Password security tip - use fake information

[THERESA]

Many web sites have a link for "forgot my password" and all you have to do is answer a few questions to get logged in.

Warning! It could also be abused and let someone that knows you well into your account.

Use fake answers to avoid having someone who knows your "secret" answers from filling in the forms and hacking into your account.

If you answer those silly status based questions on Facebook you could be giving out the answers in normal conversation without even realizing you are doing it. Where was your first job? What street did you grow up on?

I have a list of false answers for all of these questions and even picked a town that I would easily remember to give for my "current" zip code where I have never lived. (yahoo asks for your zip code)

If you have your accounts set up with the correct answers, please take a few minutes to make up your own set of false answers that will be easy for you to remember. You could use one of your favorite places to vacation for the zip code. Log into all of your accounts and change all of your answers today! Also make sure you save your answers in a safe place since you probably won't remember them since they aren't true.

 

[peviha]

That's good advice. You can take it a step further and easily generate a false online identity here: Generate a Random Name - Fake Name Generator

This identity is completely made up and gives you all the (false) information you could ever want to put in as answers to a "secret question".

Print it out, and you'll never have to remember the answer to a security question again, while even those who know you well will have no idea what the correct answers are.

-peviha

 

[EQ Admin]

That looks like it could be useful.

I hope they aren't saving the fake profiles, if someone got access to them...

Then again, they'd only be for sites you don't care about, not for your banking sites, etc.

 

[THERESA]

I make up my own. I don't trust anyone.

 

[peviha]

If you're not keen on the whole concept of secret questions which are really just backdoors into your accounts, use a proper strong password in the first place, and don't fill in the answer to any secret questions. If you must supply an answer, copy-paste some random gibberish from GRC's password generator page (http://www.grc.com/passwords).

I know using strong passwords is easier said than done, but recently I find myself using KeePass (keepass.org) more and more. It's basically a password storage utility, but with a few very useful features added that I haven't seen in other password managers. Using that tool, I've changed all passwords for all sites I visit frequently (and even seldomly) to a 40-character password with upper/lower case letters, digits, and symbols.

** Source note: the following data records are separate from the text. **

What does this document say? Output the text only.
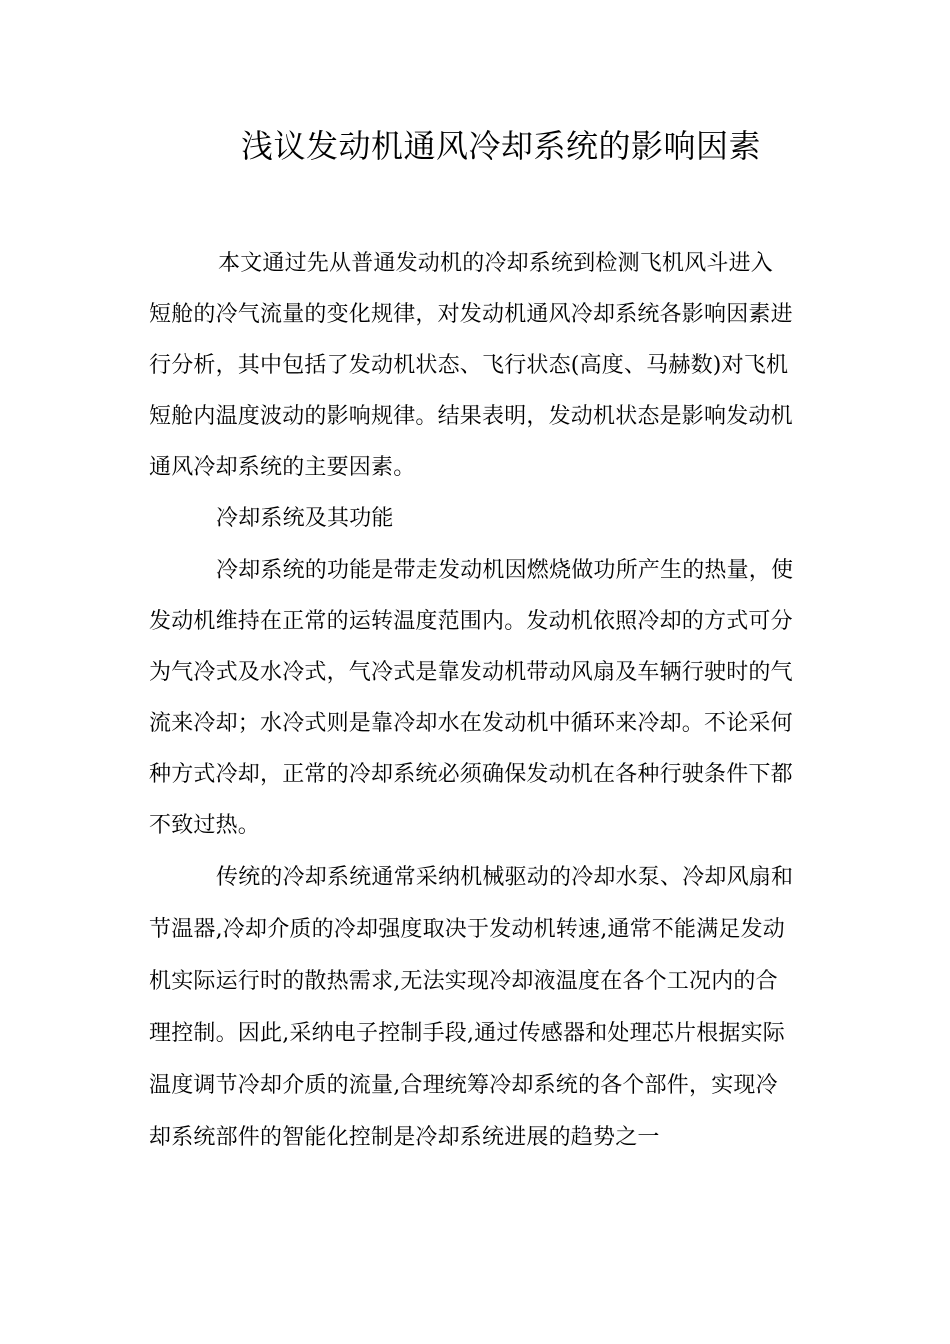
浅议发动机通风冷却系统的影响因素
本文通过先从普通发动机的冷却系统到检测飞机风斗进入
短舱的冷气流量的变化规律，对发动机通风冷却系统各影响因素进
行分析，其中包括了发动机状态、飞行状态(高度、马赫数)对飞机
短舱内温度波动的影响规律。结果表明，发动机状态是影响发动机
通风冷却系统的主要因素。
冷却系统及其功能
冷却系统的功能是带走发动机因燃烧做功所产生的热量，使
发动机维持在正常的运转温度范围内。发动机依照冷却的方式可分
为气冷式及水冷式，气冷式是靠发动机带动风扇及车辆行驶时的气
流来冷却；水冷式则是靠冷却水在发动机中循环来冷却。不论采何
种方式冷却，正常的冷却系统必须确保发动机在各种行驶条件下都
不致过热。
传统的冷却系统通常采纳机械驱动的冷却水泵、冷却风扇和
节温器,冷却介质的冷却强度取决于发动机转速,通常不能满足发动
机实际运行时的散热需求,无法实现冷却液温度在各个工况内的合
理控制。因此,采纳电子控制手段,通过传感器和处理芯片根据实际
温度调节冷却介质的流量,合理统筹冷却系统的各个部件，实现冷
却系统部件的智能化控制是冷却系统进展的趋势之一
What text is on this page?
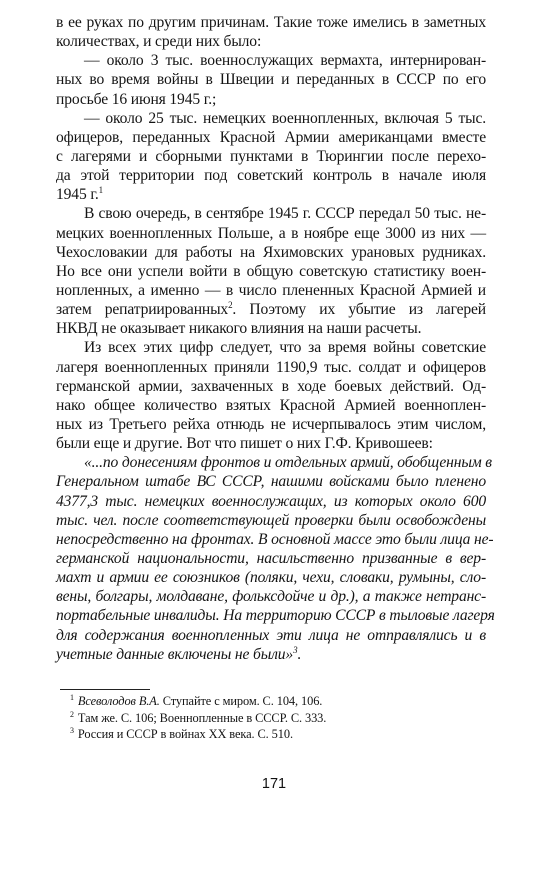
в ее руках по другим причинам. Такие тоже имелись в заметных
количествах, и среди них было:
— около 3 тыс. военнослужащих вермахта, интернирован-
ных во время войны в Швеции и переданных в СССР по его
просьбе 16 июня 1945 г.;
— около 25 тыс. немецких военнопленных, включая 5 тыс.
офицеров, переданных Красной Армии американцами вместе
с лагерями и сборными пунктами в Тюрингии после перехо-
да этой территории под советский контроль в начале июля
1945 г.$^1$
В свою очередь, в сентябре 1945 г. СССР передал 50 тыс. не-
мецких военнопленных Польше, а в ноябре еще 3000 из них —
Чехословакии для работы на Яхимовских урановых рудниках.
Но все они успели войти в общую советскую статистику воен-
нопленных, а именно — в число плененных Красной Армией и
затем репатриированных$^2$. Поэтому их убытие из лагерей
НКВД не оказывает никакого влияния на наши расчеты.
Из всех этих цифр следует, что за время войны советские
лагеря военнопленных приняли 1190,9 тыс. солдат и офицеров
германской армии, захваченных в ходе боевых действий. Од-
нако общее количество взятых Красной Армией военноплен-
ных из Третьего рейха отнюдь не исчерпывалось этим числом,
были еще и другие. Вот что пишет о них Г.Ф. Кривошеев:
«...по донесениям фронтов и отдельных армий, обобщенным в
Генеральном штабе ВС СССР, нашими войсками было пленено
4377,3 тыс. немецких военнослужащих, из которых около 600
тыс. чел. после соответствующей проверки были освобождены
непосредственно на фронтах. В основной массе это были лица не-
германской национальности, насильственно призванные в вер-
махт и армии ее союзников (поляки, чехи, словаки, румыны, сло-
вены, болгары, молдаване, фольксдойче и др.), а также нетранс-
портабельные инвалиды. На территорию СССР в тыловые лагеря
для содержания военнопленных эти лица не отправлялись и в
учетные данные включены не были»$^3$.
$^1$ Всеволодов В.А. Ступайте с миром. С. 104, 106.
$^2$ Там же. С. 106; Военнопленные в СССР. С. 333.
$^3$ Россия и СССР в войнах XX века. С. 510.
171
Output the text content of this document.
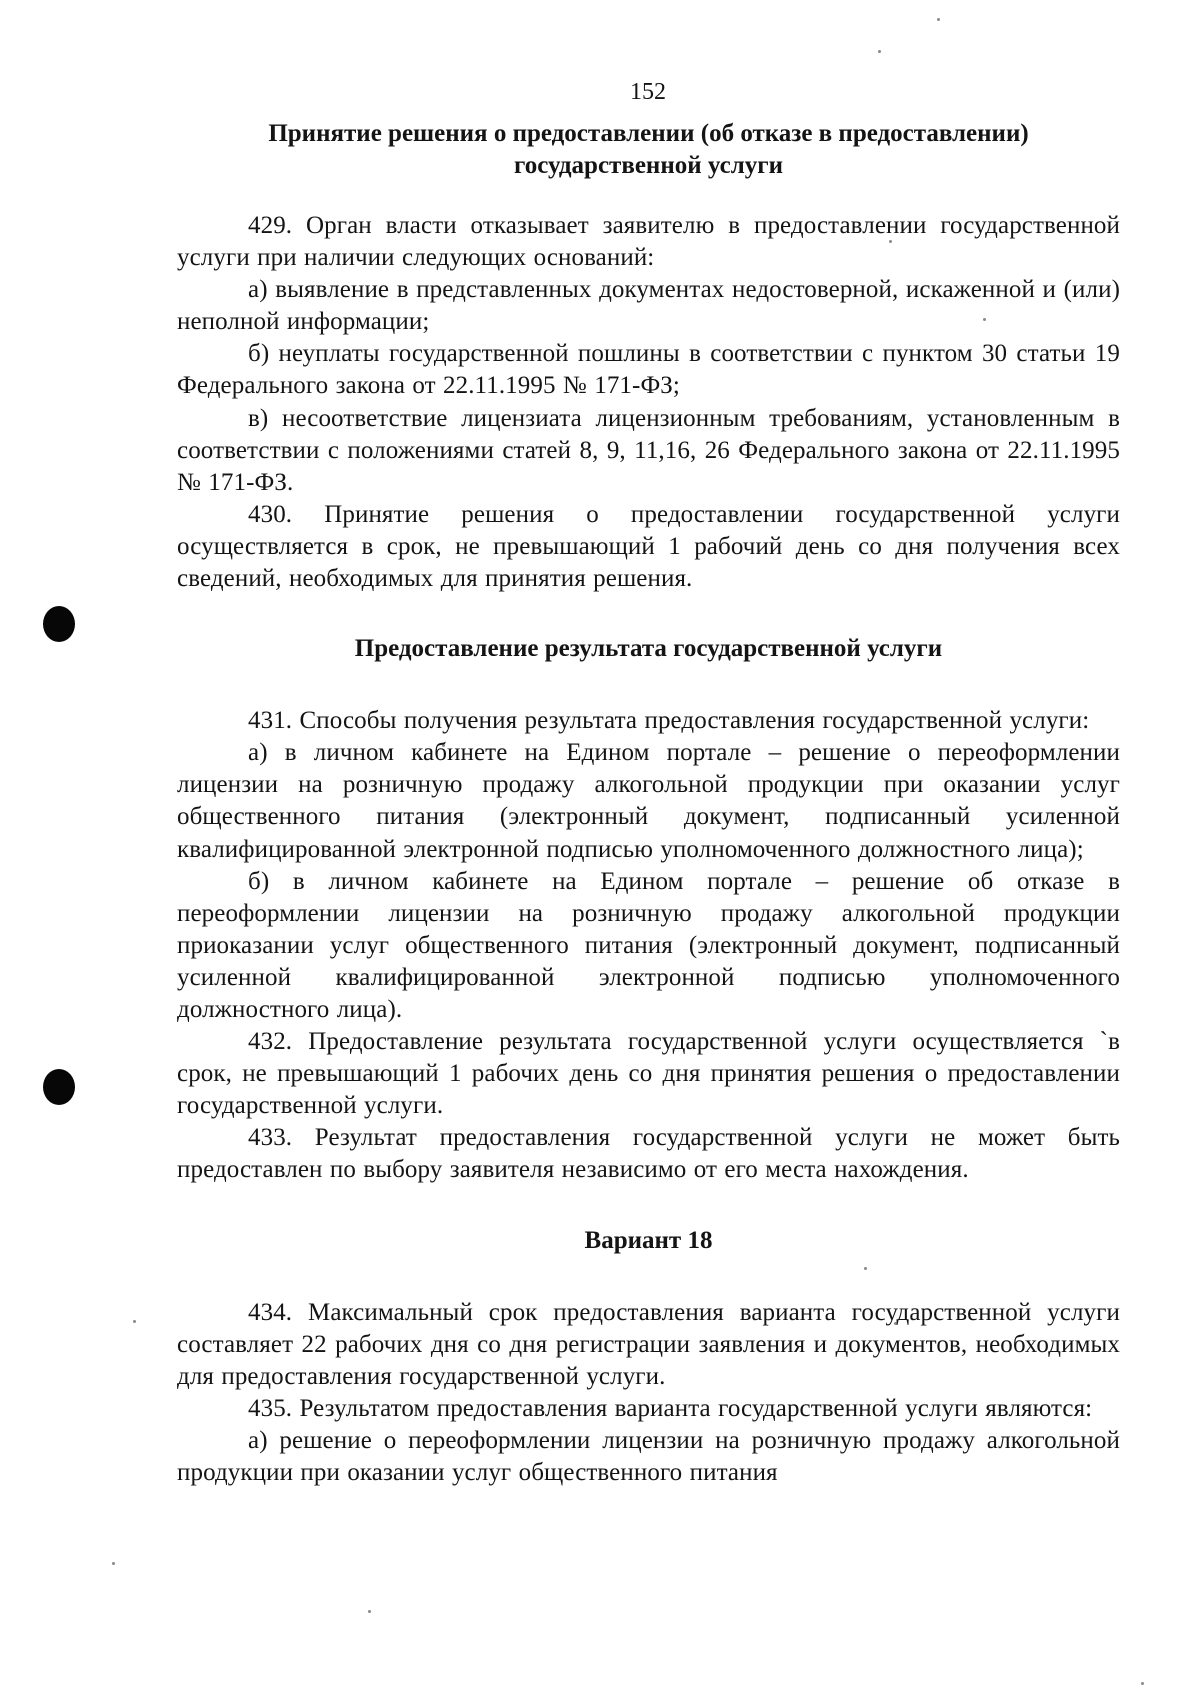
152
Принятие решения о предоставлении (об отказе в предоставлении) государственной услуги

429. Орган власти отказывает заявителю в предоставлении государственной услуги при наличии следующих оснований:

а) выявление в представленных документах недостоверной, искаженной и (или) неполной информации;

б) неуплаты государственной пошлины в соответствии с пунктом 30 статьи 19 Федерального закона от 22.11.1995 № 171-ФЗ;

в) несоответствие лицензиата лицензионным требованиям, установленным в соответствии с положениями статей 8, 9, 11,16, 26 Федерального закона от 22.11.1995 № 171-ФЗ.

430. Принятие решения о предоставлении государственной услуги осуществляется в срок, не превышающий 1 рабочий день со дня получения всех сведений, необходимых для принятия решения.

Предоставление результата государственной услуги

431. Способы получения результата предоставления государственной услуги:

а) в личном кабинете на Едином портале – решение о переоформлении лицензии на розничную продажу алкогольной продукции при оказании услуг общественного питания (электронный документ, подписанный усиленной квалифицированной электронной подписью уполномоченного должностного лица);

б) в личном кабинете на Едином портале – решение об отказе в переоформлении лицензии на розничную продажу алкогольной продукции приоказании услуг общественного питания (электронный документ, подписанный усиленной квалифицированной электронной подписью уполномоченного должностного лица).

432. Предоставление результата государственной услуги осуществляется `в срок, не превышающий 1 рабочих день со дня принятия решения о предоставлении государственной услуги.

433. Результат предоставления государственной услуги не может быть предоставлен по выбору заявителя независимо от его места нахождения.

Вариант 18

434. Максимальный срок предоставления варианта государственной услуги составляет 22 рабочих дня со дня регистрации заявления и документов, необходимых для предоставления государственной услуги.

435. Результатом предоставления варианта государственной услуги являются:

а) решение о переоформлении лицензии на розничную продажу алкогольной продукции при оказании услуг общественного питания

There are plenty of other options out there, of course, but I like having a desktop application that I can bring up with a shortcut key instead of having to scramble through a web interface.

-peviha

 

[EQ Admin]

I've used this site for a long time to make my random passwords. I tend to use it more for "changeme" style passwords when I've giving out a password I'm expecting the recipient to change, but they end up with a decent password much better than changeme if they don't go back and change it.

 

[somdcomputerguy]

I generate a list of 12 word pass phrases, select one line for a question (if I can enter my own question) and another line for the answer. I have almost all the links bookmarked as I use them often enough, but the pctools link @popowich yields a 'Server Not Found' page..

 

[EQ Admin]

Thank you. Dead link from 2013 removed. These days I use the random password generator provided by Dashlane - Password Security.

I do the same thing with Q&A. I generate random passwords and use those for the answers. It's manual effort to track in secure notes but worth it.

 

[Baloneza]

I always answer differently than the question is posed. In fact, I came up with my scheme, I have my answers, and I just put them under any question in turn.